What's significant here is when the packets are smaller than the MSS (derived from the MTU) then the PUSH flag is set and there is no sender latency. This would be expected as disabling Nagle's algorithm will be causing a PUSH to be set on these smaller packets. When the packet size is bigger than the MSS - a packet size of 1514 in this case - the difference between the time the packet is captured and the SendingTime has jumped to 35ms.

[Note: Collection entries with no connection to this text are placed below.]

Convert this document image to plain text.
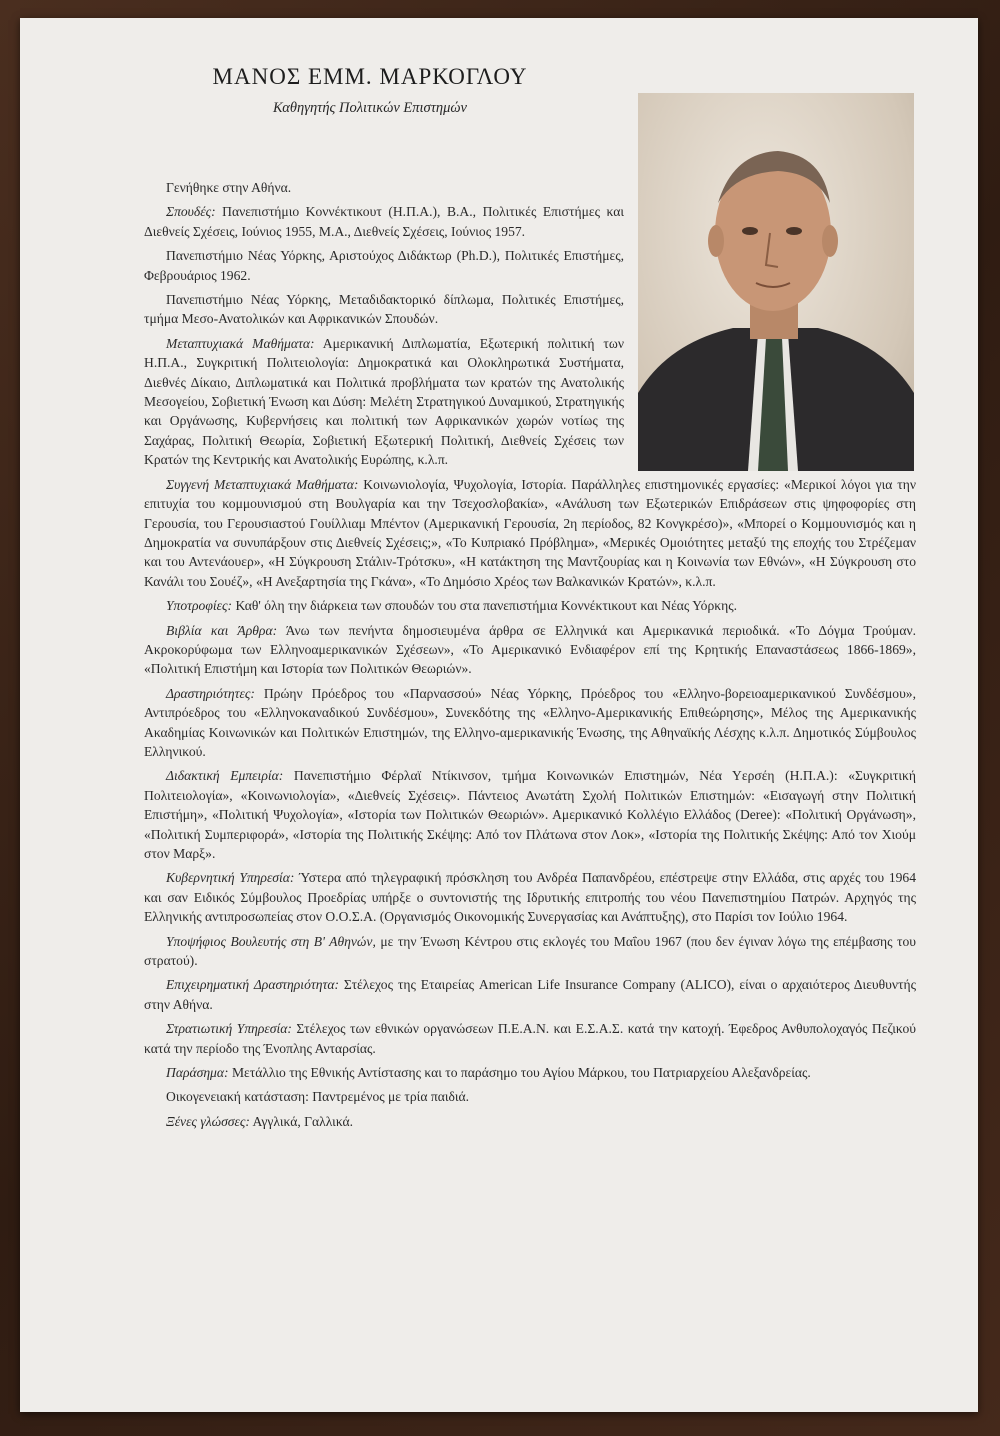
ΜΑΝΟΣ ΕΜΜ. ΜΑΡΚΟΓΛΟΥ
Καθηγητής Πολιτικών Επιστημών

Γενήθηκε στην Αθήνα.

Σπουδές: Πανεπιστήμιο Κοννέκτικουτ (Η.Π.Α.), Β.Α., Πολιτικές Επιστήμες και Διεθνείς Σχέσεις, Ιούνιος 1955, Μ.Α., Διεθνείς Σχέσεις, Ιούνιος 1957.

Πανεπιστήμιο Νέας Υόρκης, Αριστούχος Διδάκτωρ (Ph.D.), Πολιτικές Επιστήμες, Φεβρουάριος 1962.

Πανεπιστήμιο Νέας Υόρκης, Μεταδιδακτορικό δίπλωμα, Πολιτικές Επιστήμες, τμήμα Μεσο-Ανατολικών και Αφρικανικών Σπουδών.

Μεταπτυχιακά Μαθήματα: Αμερικανική Διπλωματία, Εξωτερική πολιτική των Η.Π.Α., Συγκριτική Πολιτειολογία: Δημοκρατικά και Ολοκληρωτικά Συστήματα, Διεθνές Δίκαιο, Διπλωματικά και Πολιτικά προβλήματα των κρατών της Ανατολικής Μεσογείου, Σοβιετική Ένωση και Δύση: Μελέτη Στρατηγικού Δυναμικού, Στρατηγικής και Οργάνωσης, Κυβερνήσεις και πολιτική των Αφρικανικών χωρών νοτίως της Σαχάρας, Πολιτική Θεωρία, Σοβιετική Εξωτερική Πολιτική, Διεθνείς Σχέσεις των Κρατών της Κεντρικής και Ανατολικής Ευρώπης, κ.λ.π.

Συγγενή Μεταπτυχιακά Μαθήματα: Κοινωνιολογία, Ψυχολογία, Ιστορία. Παράλληλες επιστημονικές εργασίες: «Μερικοί λόγοι για την επιτυχία του κομμουνισμού στη Βουλγαρία και την Τσεχοσλοβακία», «Ανάλυση των Εξωτερικών Επιδράσεων στις ψηφοφορίες στη Γερουσία, του Γερουσιαστού Γουίλλιαμ Μπέντον (Αμερικανική Γερουσία, 2η περίοδος, 82 Κονγκρέσο)», «Μπορεί ο Κομμουνισμός και η Δημοκρατία να συνυπάρξουν στις Διεθνείς Σχέσεις;», «Το Κυπριακό Πρόβλημα», «Μερικές Ομοιότητες μεταξύ της εποχής του Στρέζεμαν και του Αντενάουερ», «Η Σύγκρουση Στάλιν-Τρότσκυ», «Η κατάκτηση της Μαντζουρίας και η Κοινωνία των Εθνών», «Η Σύγκρουση στο Κανάλι του Σουέζ», «Η Ανεξαρτησία της Γκάνα», «Το Δημόσιο Χρέος των Βαλκανικών Κρατών», κ.λ.π.

Υποτροφίες: Καθ' όλη την διάρκεια των σπουδών του στα πανεπιστήμια Κοννέκτικουτ και Νέας Υόρκης.

Βιβλία και Άρθρα: Άνω των πενήντα δημοσιευμένα άρθρα σε Ελληνικά και Αμερικανικά περιοδικά. «Το Δόγμα Τρούμαν. Ακροκορύφωμα των Ελληνοαμερικανικών Σχέσεων», «Το Αμερικανικό Ενδιαφέρον επί της Κρητικής Επαναστάσεως 1866-1869», «Πολιτική Επιστήμη και Ιστορία των Πολιτικών Θεωριών».

Δραστηριότητες: Πρώην Πρόεδρος του «Παρνασσού» Νέας Υόρκης, Πρόεδρος του «Ελληνο-βορειοαμερικανικού Συνδέσμου», Αντιπρόεδρος του «Ελληνοκαναδικού Συνδέσμου», Συνεκδότης της «Ελληνο-Αμερικανικής Επιθεώρησης», Μέλος της Αμερικανικής Ακαδημίας Κοινωνικών και Πολιτικών Επιστημών, της Ελληνο-αμερικανικής Ένωσης, της Αθηναϊκής Λέσχης κ.λ.π. Δημοτικός Σύμβουλος Ελληνικού.

Διδακτική Εμπειρία: Πανεπιστήμιο Φέρλαϊ Ντίκινσον, τμήμα Κοινωνικών Επιστημών, Νέα Υερσέη (Η.Π.Α.): «Συγκριτική Πολιτειολογία», «Κοινωνιολογία», «Διεθνείς Σχέσεις». Πάντειος Ανωτάτη Σχολή Πολιτικών Επιστημών: «Εισαγωγή στην Πολιτική Επιστήμη», «Πολιτική Ψυχολογία», «Ιστορία των Πολιτικών Θεωριών». Αμερικανικό Κολλέγιο Ελλάδος (Deree): «Πολιτική Οργάνωση», «Πολιτική Συμπεριφορά», «Ιστορία της Πολιτικής Σκέψης: Από τον Πλάτωνα στον Λοκ», «Ιστορία της Πολιτικής Σκέψης: Από τον Χιούμ στον Μαρξ».

Κυβερνητική Υπηρεσία: Ύστερα από τηλεγραφική πρόσκληση του Ανδρέα Παπανδρέου, επέστρεψε στην Ελλάδα, στις αρχές του 1964 και σαν Ειδικός Σύμβουλος Προεδρίας υπήρξε ο συντονιστής της Ιδρυτικής επιτροπής του νέου Πανεπιστημίου Πατρών. Αρχηγός της Ελληνικής αντιπροσωπείας στον Ο.Ο.Σ.Α. (Οργανισμός Οικονομικής Συνεργασίας και Ανάπτυξης), στο Παρίσι τον Ιούλιο 1964.

Υποψήφιος Βουλευτής στη Β' Αθηνών, με την Ένωση Κέντρου στις εκλογές του Μαΐου 1967 (που δεν έγιναν λόγω της επέμβασης του στρατού).

Επιχειρηματική Δραστηριότητα: Στέλεχος της Εταιρείας American Life Insurance Company (ALICO), είναι ο αρχαιότερος Διευθυντής στην Αθήνα.

Στρατιωτική Υπηρεσία: Στέλεχος των εθνικών οργανώσεων Π.Ε.Α.Ν. και Ε.Σ.Α.Σ. κατά την κατοχή. Έφεδρος Ανθυπολοχαγός Πεζικού κατά την περίοδο της Ένοπλης Ανταρσίας.

Παράσημα: Μετάλλιο της Εθνικής Αντίστασης και το παράσημο του Αγίου Μάρκου, του Πατριαρχείου Αλεξανδρείας.

Οικογενειακή κατάσταση: Παντρεμένος με τρία παιδιά.

Ξένες γλώσσες: Αγγλικά, Γαλλικά.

It doesn't seem likely that this 35ms latency is caused by the application encoding the messages, as large packet size messages were sent in <1ms on the loopback interface. The capture also takes place on the sender side, so it doesn't seem that the MTU segmentation that can be the cause either. The most likely reason seems to me that because there is no PUSH flag set - as the packet is larger than the MSS - then the socket and/or TCP stack at the OS level is not deciding to flush it until 35ms later. The test acceptor on the other server is not a slow consumer and is on the same LAN, so ACKs are timely.
Can anyone give any pointers as to what could cause this socket sending latency for > MSS packets? Against a real counterparty in the US this sender latency reaches as high as 300ms. I thought if a packet size was greater than the MSS then it would be sent immediately regardless of previous ACKS (as long as the socket buffer size was not exceeded). Netstat generally shows 0 socket q and wind sizes and the issue seems to occur on all > MSS packets, even from startup. This looks like the socket is deciding not to flush immediately for some reason, but unsure what factors could cause that.
Edit: As pointed out by EJP, there is no flush in linux. The socket send puts the data in the linux kernal's network buffers as I understand it. And it seems for these non-push packets, the kernel is waiting for the ack from the previous packet before it delivers it. This isn't what I'd expect, in TCP I'd expect the packet to still be delivered until the socket buffers filled up.